In der Mitte des Films stehen allerdings jene Szenen, in denen Mutter Kalupke im Westen zusehen muss, wie der Stacheldraht gezogen wird, wie Soldaten die Arbeiten überwachen und darauf achten, dass nur ja niemand die Flucht ergreift. Dass damals ein Soldat wirklich die Flucht ergriff und dabei ein historisches Foto entstand, ist wahre Geschichte. Und weil man weiß, wie gerne die Firma teamworx wahre Geschichte in ihren Produktionen nebenbei verwurstet, wartet man darauf, dass :1er Soldat auch in diesem Film springt. Aber er springt nicht. Da war der aufrechte Regisseur vor. „So etwas mache ich nicht“, sagt Schoen, und es ist ihm zu danken.
So darf „Die Mauer – Berlin ’61“ (29. September, 20.45 Arte / 4. Oktober, 20.15 Uhr ARD) allein von den Seelenqualen der Menschen erzählen, von den Kuhlkes, aber auch von der alkoholabhängigen Musiklehrerin Lavinia Kellermann, der Iris Berben eine ganz besondere Note verleiht.
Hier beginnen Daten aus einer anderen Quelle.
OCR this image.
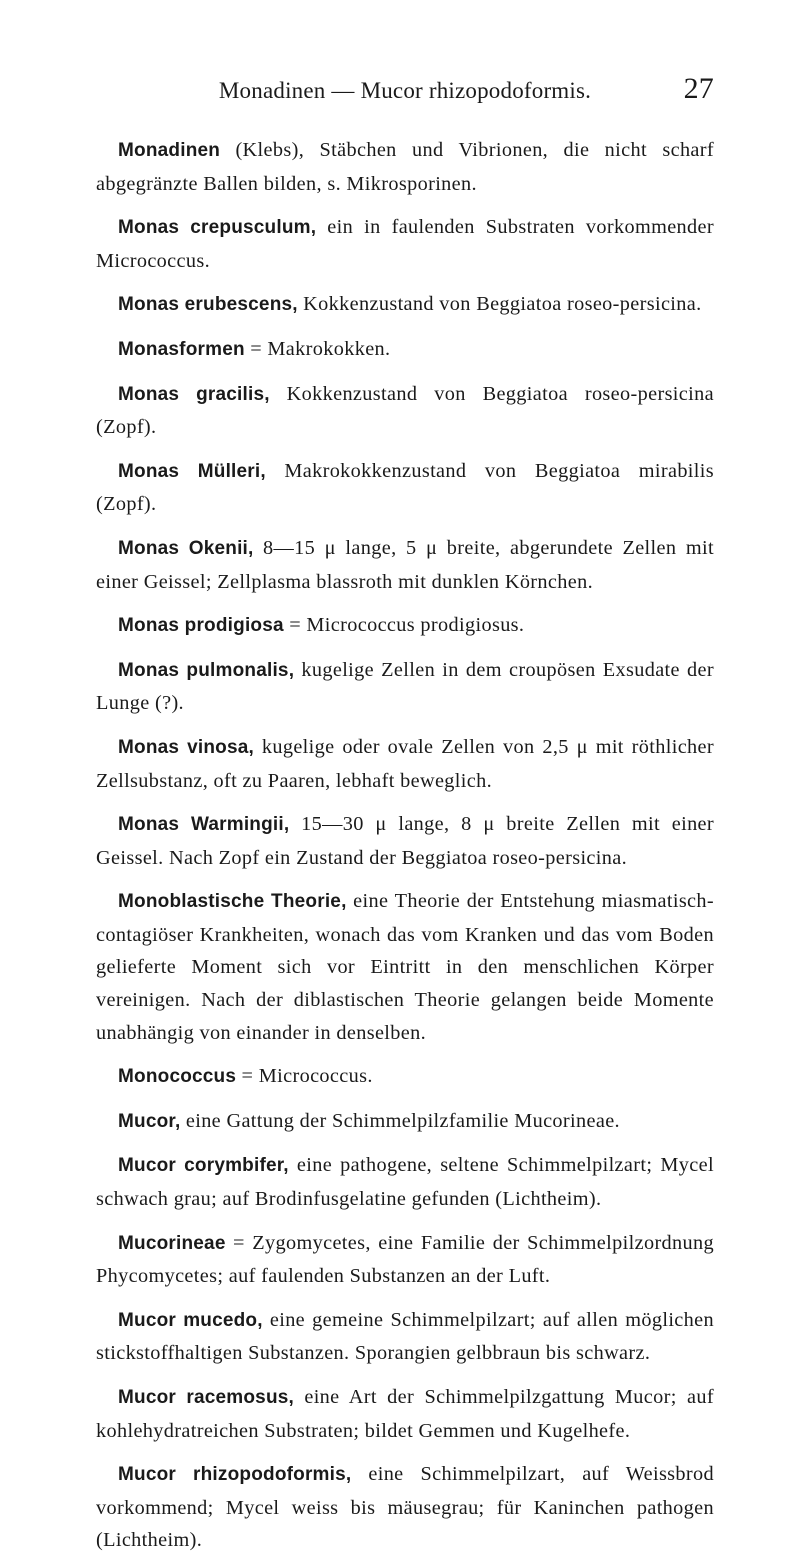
Monadinen — Mucor rhizopodoformis.	27

Monadinen (Klebs), Stäbchen und Vibrionen, die nicht scharf abgegränzte Ballen bilden, s. Mikrosporinen.

Monas crepusculum, ein in faulenden Substraten vorkommender Micrococcus.

Monas erubescens, Kokkenzustand von Beggiatoa roseo-persicina.

Monasformen = Makrokokken.

Monas gracilis, Kokkenzustand von Beggiatoa roseo-persicina (Zopf).

Monas Mülleri, Makrokokkenzustand von Beggiatoa mirabilis (Zopf).

Monas Okenii, 8—15 μ lange, 5 μ breite, abgerundete Zellen mit einer Geissel; Zellplasma blassroth mit dunklen Körnchen.

Monas prodigiosa = Micrococcus prodigiosus.

Monas pulmonalis, kugelige Zellen in dem croupösen Exsudate der Lunge (?).

Monas vinosa, kugelige oder ovale Zellen von 2,5 μ mit röthlicher Zellsubstanz, oft zu Paaren, lebhaft beweglich.

Monas Warmingii, 15—30 μ lange, 8 μ breite Zellen mit einer Geissel. Nach Zopf ein Zustand der Beggiatoa roseo-persicina.

Monoblastische Theorie, eine Theorie der Entstehung miasmatisch-contagiöser Krankheiten, wonach das vom Kranken und das vom Boden gelieferte Moment sich vor Eintritt in den menschlichen Körper vereinigen. Nach der diblastischen Theorie gelangen beide Momente unabhängig von einander in denselben.

Monococcus = Micrococcus.

Mucor, eine Gattung der Schimmelpilzfamilie Mucorineae.

Mucor corymbifer, eine pathogene, seltene Schimmelpilzart; Mycel schwach grau; auf Brodinfusgelatine gefunden (Lichtheim).

Mucorineae = Zygomycetes, eine Familie der Schimmelpilzordnung Phycomycetes; auf faulenden Substanzen an der Luft.

Mucor mucedo, eine gemeine Schimmelpilzart; auf allen möglichen stickstoffhaltigen Substanzen. Sporangien gelbbraun bis schwarz.

Mucor racemosus, eine Art der Schimmelpilzgattung Mucor; auf kohlehydratreichen Substraten; bildet Gemmen und Kugelhefe.

Mucor rhizopodoformis, eine Schimmelpilzart, auf Weissbrod vorkommend; Mycel weiss bis mäusegrau; für Kaninchen pathogen (Lichtheim).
Eine, die weit über das hinausgeht, was man ansonsten von dieser Vorzeigefrau des deutschen Fernsehens gewohnt ist.
Aus dem hervorragenden Ensemble fällt letztlich dann doch nur Heino Ferch heraus. Der bleibt durchweg Heino Ferch, wie eigentlich immer in seinen Filmen, nur dass er ausnahmsweise mal nicht den coolen Gewinner gibt, sondern einen echten Loser darstellen soll. „Er hat sich getraut, gegen sein öffentliches Bild zu arbeiten“, sagt Regisseur Schoen diplomatisch. Ja, getraut hat er sich, der Herr Ferch.
Es spricht für den WDR-Film, dass der Fast-Ausfall Ferchs der Produktion nicht schadet. „Die Mauer – Berlin ’61“ ist ein außergewöhnliches, sehr schön ausgestattetes Stück Geschichtsfernsehen, das ohne das übliche Pathos auskommt und ohne allzu spektakuläre Effekte. Selbst der Versuchung, aus der Story einen Event-Zweiteiler zu zimmern, wurde widerstanden zugunsten eines Films, der erlebbar macht, wie es ist, wenn nichts mehr ist, wie es war.